Horrid styling aside, I don't see anything wrong with the concept.
Has it occurred to anyone here that the huge boom in fullsize truck sales over the past decade has simply been because they became fashionable to own? Nobody's doing any more towing today than they were 15-20 years ago. Half the fullsize truck owners I know traded in ordinary rides like Accords, Celicas and Grand Prix's for their trucks. Take a spin through the student parking lots on my campus. I have grave doubts that those F150s bought by Mommy & Daddy for college freshmen sons are towing bass boats to the spillway on the weekend.
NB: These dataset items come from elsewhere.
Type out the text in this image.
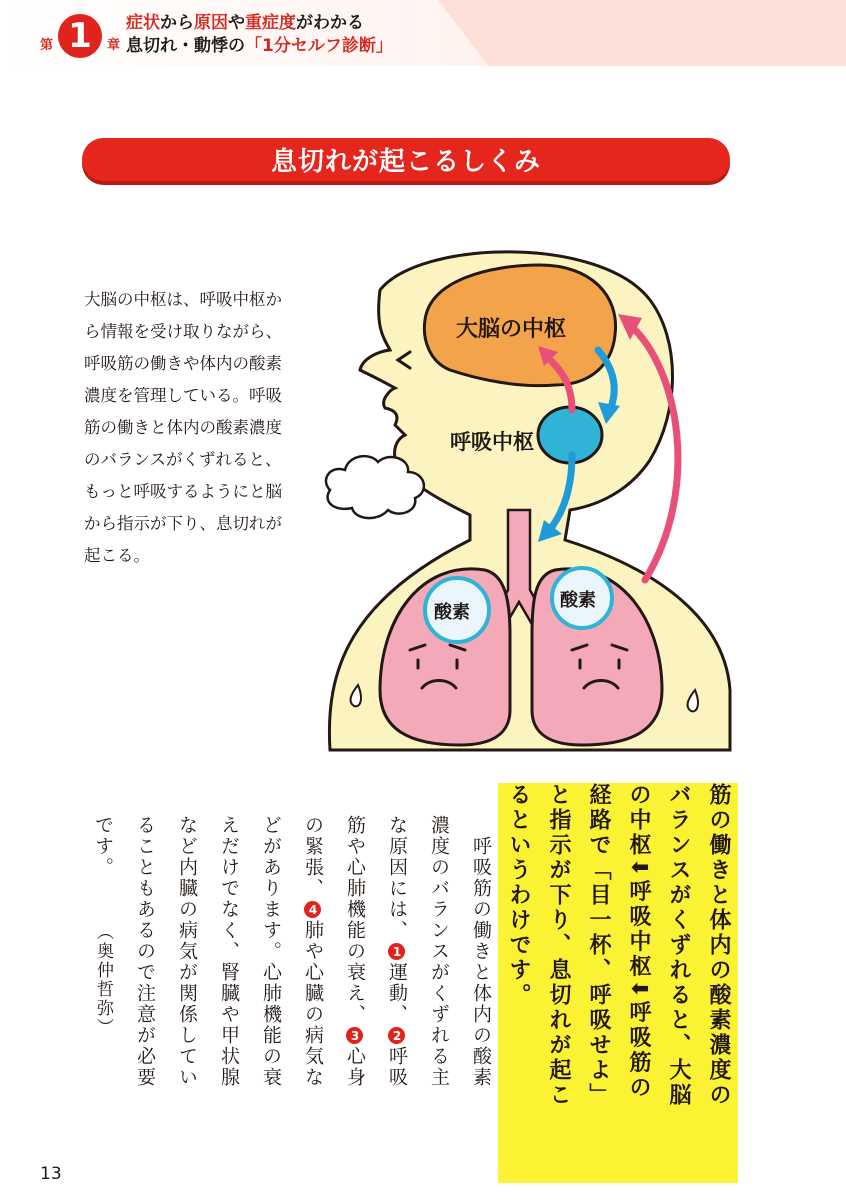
第 1	章
症状から原因や重症度がわかる
息切れ・動悸の「1分セルフ診断」
息切れが起こるしくみ

大脳の中枢は、呼吸中枢から情報を受け取りながら、呼吸筋の働きや体内の酸素濃度を管理している。呼吸筋の働きと体内の酸素濃度のバランスがくずれると、もっと呼吸するようにと脳から指示が下り、息切れが起こる。

大脳の中枢
呼吸中枢
酸素
酸素
筋の働きと体内の酸素濃度の
バランスがくずれると、大脳
の中枢⬇呼吸中枢⬇呼吸筋の
経路で「目一杯、呼吸せよ」
と指示が下り、息切れが起こ
るというわけです。
　呼吸筋の働きと体内の酸素
濃度のバランスがくずれる主
な原因には、1運動、2呼吸
筋や心肺機能の衰え、3心身
の緊張、4肺や心臓の病気な
どがあります。心肺機能の衰
えだけでなく、腎臓や甲状腺
など内臓の病気が関係してい
ることもあるので注意が必要
です。　　　（奥仲哲弥）
13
No, they're bought because trucks have a certain "cool" cachet to the American male. They're used NO differently than an ordinary car. So complaining about a Ridgeline or A-bat's inability to tow a horse float is pointless, because they're not designed to take on such tasks. I mean nobody needs an 8-litre V10 dually to haul around bedroom dressers and such.
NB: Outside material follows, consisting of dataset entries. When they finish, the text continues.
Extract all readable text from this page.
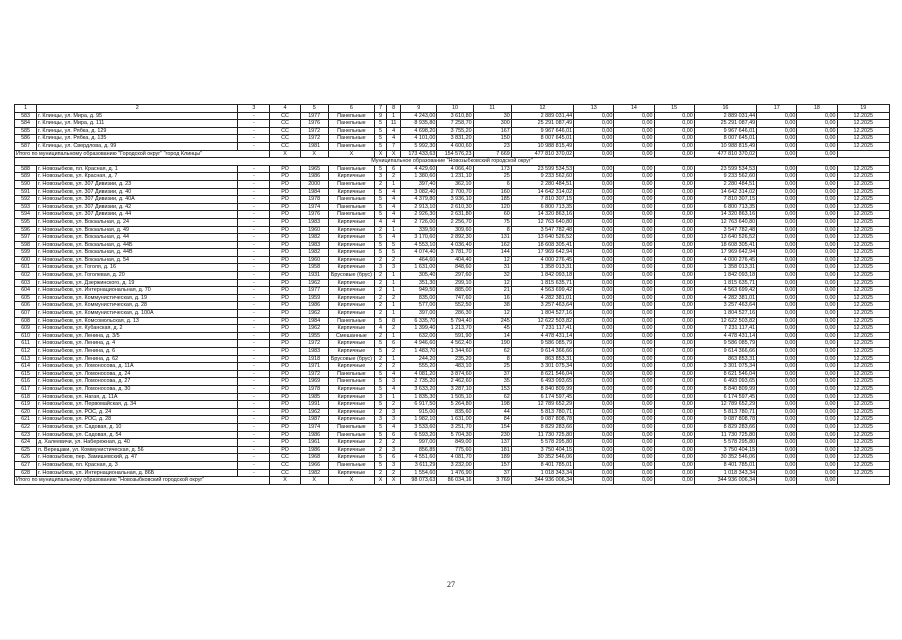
1	2	3	4	5	6	7	8	9	10	11	12	13	14	15	16	17	18	19
583	г. Клинцы, ул. Мира, д. 95	-	СС	1977	Панельные	9	1	4 243,00	3 610,80	30	2 889 031,44	0,00	0,00	0,00	2 889 031,44	0,00	0,00	12.2025
584	г. Клинцы, ул. Мира, д. 111	-	СС	1976	Панельные	5	11	8 935,80	7 258,70	300	25 291 087,49	0,00	0,00	0,00	25 291 087,49	0,00	0,00	12.2025
585	г. Клинцы, ул. Рябка, д. 129	-	СС	1972	Панельные	5	4	4 698,20	3 755,20	167	9 967 646,01	0,00	0,00	0,00	9 967 646,01	0,00	0,00	12.2025
586	г. Клинцы, ул. Рябка, д. 135	-	СС	1972	Панельные	5	4	4 101,00	3 831,20	150	8 007 645,01	0,00	0,00	0,00	8 007 645,01	0,00	0,00	12.2025
587	г. Клинцы, ул. Свердлова, д. 99	-	СС	1981	Панельные	5	7	5 992,30	4 600,60	23	10 988 815,49	0,00	0,00	0,00	10 988 815,49	0,00	0,00	12.2025
Итого по муниципальному образованию "Городской округ" "город Клинцы"			X	X	X	X	X	173 433,63	154 576,23	7 669	477 810 370,02	0,00	0,00	0,00	477 810 370,02	0,00	0,00	
Муниципальное образование "Новозыбковский городской округ"																		
588	г. Новозыбков, пл. Красная, д. 1	-	РО	1965	Панельные	5	6	4 429,60	4 066,40	173	23 599 534,53	0,00	0,00	0,00	23 599 534,53	0,00	0,00	12.2025
589	г. Новозыбков, ул. Красная, д. 7	-	РО	1986	Кирпичные	3	2	1 380,60	1 231,10	25	9 233 562,60	0,00	0,00	0,00	9 233 562,60	0,00	0,00	12.2025
590	г. Новозыбков, ул. 307 Дивизии, д. 23	-	РО	2000	Панельные	2	1	397,40	362,10	6	2 280 484,51	0,00	0,00	0,00	2 280 484,51	0,00	0,00	12.2025
591	г. Новозыбков, ул. 307 Дивизии, д. 40	-	РО	1984	Кирпичные	5	4	3 082,40	2 700,70	160	14 642 314,02	0,00	0,00	0,00	14 642 314,02	0,00	0,00	12.2025
592	г. Новозыбков, ул. 307 Дивизии, д. 40А	-	РО	1978	Панельные	5	4	4 379,80	3 936,10	185	7 810 307,15	0,00	0,00	0,00	7 810 307,15	0,00	0,00	12.2025
593	г. Новозыбков, ул. 307 Дивизии, д. 42	-	РО	1974	Панельные	5	4	2 913,10	2 610,30	120	6 800 713,35	0,00	0,00	0,00	6 800 713,35	0,00	0,00	12.2025
594	г. Новозыбков, ул. 307 Дивизии, д. 44	-	РО	1976	Панельные	5	4	2 926,30	2 631,80	60	14 320 863,16	0,00	0,00	0,00	14 320 863,16	0,00	0,00	12.2025
595	г. Новозыбков, ул. Вокзальная, д. 24	-	РО	1983	Кирпичные	4	4	2 726,00	2 256,70	75	12 763 640,80	0,00	0,00	0,00	12 763 640,80	0,00	0,00	12.2025
596	г. Новозыбков, ул. Вокзальная, д. 49	-	РО	1960	Кирпичные	2	1	339,50	309,60	8	3 547 782,48	0,00	0,00	0,00	3 547 782,48	0,00	0,00	12.2025
597	г. Новозыбков, ул. Вокзальная, д. 44	-	РО	1982	Кирпичные	5	4	3 170,60	2 892,30	131	13 640 526,52	0,00	0,00	0,00	13 640 526,52	0,00	0,00	12.2025
598	г. Новозыбков, ул. Вокзальная, д. 44Б	-	РО	1983	Кирпичные	5	5	4 553,10	4 036,40	162	18 608 305,41	0,00	0,00	0,00	18 608 305,41	0,00	0,00	12.2025
599	г. Новозыбков, ул. Вокзальная, д. 44В	-	РО	1982	Кирпичные	5	5	4 074,40	3 781,70	144	17 969 642,94	0,00	0,00	0,00	17 969 642,94	0,00	0,00	12.2025
600	г. Новозыбков, ул. Вокзальная, д. 54	-	РО	1960	Кирпичные	2	2	464,60	404,40	12	4 000 276,45	0,00	0,00	0,00	4 000 276,45	0,00	0,00	12.2025
601	г. Новозыбков, ул. Гоголя, д. 16	-	РО	1958	Кирпичные	3	3	1 631,00	848,60	31	1 358 013,31	0,00	0,00	0,00	1 358 013,31	0,00	0,00	12.2025
602	г. Новозыбков, ул. Гоголевая, д. 20	-	РО	1931	Брусовые (брус)	2	1	305,40	297,60	32	1 842 093,18	0,00	0,00	0,00	1 842 093,18	0,00	0,00	12.2025
603	г. Новозыбков, ул. Дзержинского, д. 19	-	РО	1962	Кирпичные	2	1	351,30	299,10	12	1 815 635,71	0,00	0,00	0,00	1 815 635,71	0,00	0,00	12.2025
604	г. Новозыбков, ул. Интернациональная, д. 70	-	РО	1977	Кирпичные	2	1	949,50	885,00	21	4 563 699,42	0,00	0,00	0,00	4 563 699,42	0,00	0,00	12.2025
605	г. Новозыбков, ул. Коммунистическая, д. 19	-	РО	1959	Кирпичные	2	2	835,00	747,60	16	4 282 381,01	0,00	0,00	0,00	4 282 381,01	0,00	0,00	12.2025
606	г. Новозыбков, ул. Коммунистическая, д. 28	-	РО	1986	Кирпичные	2	1	577,00	552,50	38	3 257 463,64	0,00	0,00	0,00	3 257 463,64	0,00	0,00	12.2025
607	г. Новозыбков, ул. Коммунистическая, д. 100А	-	РО	1962	Кирпичные	2	1	397,00	286,30	12	1 804 527,16	0,00	0,00	0,00	1 804 527,16	0,00	0,00	12.2025
608	г. Новозыбков, ул. Комсомольская, д. 13	-	РО	1984	Панельные	5	8	6 335,70	5 794,40	245	12 622 503,82	0,00	0,00	0,00	12 622 503,82	0,00	0,00	12.2025
609	г. Новозыбков, ул. Кубанская, д. 2	-	РО	1962	Кирпичные	4	2	1 399,40	1 213,70	45	7 231 117,41	0,00	0,00	0,00	7 231 117,41	0,00	0,00	12.2025
610	г. Новозыбков, ул. Ленина, д. 3/5	-	РО	1955	Смешанные	2	1	632,00	591,90	14	4 478 431,14	0,00	0,00	0,00	4 478 431,14	0,00	0,00	12.2025
611	г. Новозыбков, ул. Ленина, д. 4	-	РО	1972	Кирпичные	5	6	4 946,60	4 562,40	190	9 586 085,79	0,00	0,00	0,00	9 586 085,79	0,00	0,00	12.2025
612	г. Новозыбков, ул. Ленина, д. 6	-	РО	1983	Кирпичные	5	2	1 483,70	1 344,60	62	9 614 366,66	0,00	0,00	0,00	9 614 366,66	0,00	0,00	12.2025
613	г. Новозыбков, ул. Ленина, д. 62	-	РО	1918	Брусовые (брус)	2	1	244,20	235,20	8	863 853,31	0,00	0,00	0,00	863 853,31	0,00	0,00	12.2025
614	г. Новозыбков, ул. Ломоносова, д. 11А	-	РО	1971	Кирпичные	2	2	555,20	483,10	25	3 301 075,34	0,00	0,00	0,00	3 301 075,34	0,00	0,00	12.2025
615	г. Новозыбков, ул. Ломоносова, д. 24	-	РО	1972	Панельные	5	4	4 081,20	3 874,60	37	8 621 546,04	0,00	0,00	0,00	8 621 546,04	0,00	0,00	12.2025
616	г. Новозыбков, ул. Ломоносова, д. 27	-	РО	1969	Панельные	5	3	2 735,20	2 462,60	35	6 493 093,65	0,00	0,00	0,00	6 493 093,65	0,00	0,00	12.2025
617	г. Новозыбков, ул. Ломоносова, д. 30	-	РО	1978	Кирпичные	5	4	3 633,20	3 287,10	153	8 840 809,99	0,00	0,00	0,00	8 840 809,99	0,00	0,00	12.2025
618	г. Новозыбков, ул. Нагая, д. 11А	-	РО	1985	Кирпичные	3	1	1 835,30	1 505,10	62	6 174 597,45	0,00	0,00	0,00	6 174 597,45	0,00	0,00	12.2025
619	г. Новозыбков, ул. Первомайская, д. 34	-	РО	1991	Кирпичные	5	2	6 917,50	5 264,80	198	12 789 652,29	0,00	0,00	0,00	12 789 652,29	0,00	0,00	12.2025
620	г. Новозыбков, ул. РОС, д. 24	-	РО	1962	Кирпичные	2	3	915,00	835,60	44	5 813 780,71	0,00	0,00	0,00	5 813 780,71	0,00	0,00	12.2025
621	г. Новозыбков, ул. РОС, д. 28	-	РО	1987	Кирпичные	3	3	1 982,10	1 631,00	84	9 087 808,78	0,00	0,00	0,00	9 087 808,78	0,00	0,00	12.2025
622	г. Новозыбков, ул. Садовая, д. 10	-	РО	1974	Панельные	5	4	3 533,60	3 251,70	154	8 829 283,66	0,00	0,00	0,00	8 829 283,66	0,00	0,00	12.2025
623	г. Новозыбков, ул. Садовая, д. 54	-	РО	1986	Панельные	5	6	6 593,20	5 704,30	230	11 730 725,80	0,00	0,00	0,00	11 730 725,80	0,00	0,00	12.2025
624	д. Халеевичи, ул. Набережная, д. 40	-	РО	1961	Кирпичные	2	2	997,00	849,00	137	5 578 295,80	0,00	0,00	0,00	5 578 295,80	0,00	0,00	12.2025
625	п. Верещаки, ул. Коммунистическая, д. 56	-	РО	1986	Кирпичные	2	3	856,85	775,60	181	3 750 404,15	0,00	0,00	0,00	3 750 404,15	0,00	0,00	12.2025
626	г. Новозыбков, пер. Замишевский, д. 47	-	СС	1968	Кирпичные	5	6	4 551,60	4 081,70	189	30 352 546,06	0,00	0,00	0,00	30 352 546,06	0,00	0,00	12.2025
627	г. Новозыбков, пл. Красная, д. 3	-	СС	1966	Панельные	5	3	3 611,29	3 232,00	157	8 401 785,01	0,00	0,00	0,00	8 401 785,01	0,00	0,00	12.2025
628	г. Новозыбков, ул. Интернациональная, д. 86Б	-	СС	1982	Кирпичные	2	2	1 554,60	1 476,90	37	1 018 343,34	0,00	0,00	0,00	1 018 343,34	0,00	0,00	12.2025
Итого по муниципальному образованию "Новозыбковский городской округ"			X	X	X	X	X	98 073,63	86 034,16	3 769	344 936 006,34	0,00	0,00	0,00	344 936 006,34	0,00	0,00	
27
The pickup truck has a certain appeal to the psyche of the American male. There's a "coolness" about them, and they strongly suggest masculinity, something that, in my opinion at least, has been systematically stripped from the American male over the past few decades (I'll spare y'all my misogynist ramblings...). I think what trucks like the Ridgeline were intended to do was to tap into this "I love trucks, but don't really NEED one" type of buyer. Granted, I'm sure this segment is possibly far outnumbered by truck buyers who need something beefier, but I gotta give Honda credit for at least tapping into a segment that no company had yet ventured. Of course I wish they'd done so with something not so friggin' ugly!
Nobody can say for sure that a crossover-based SUT would find a ready market. I've contended before that there's more of a market for them than the Ridgeline's sales suggest. Its horrid styling is enough to turn off many customers. That's why I'd suggest that GM, with its strong association with trucks, tap into that possibly lucrative segment with vehicles that would have more appeal to the traditional American pickup buyer. I'm wondering why they didn't redo the Avalanche on Lambda; it's raison d'etre suggests it was never intended to be a serious hauler like the Silverado, but rather more of a fullsize "lifestyle" type vehicle. I think GM and Honda were chasing the same customer, in theory at least.
So while I too almost skewered my own eyeballs to not have to look at the A-Bat, the concept behind the vehicle is sound. GM, bring us a Theta SUT and Lambda SUT (Switch anyone?) and show the Japanese how it's done!!!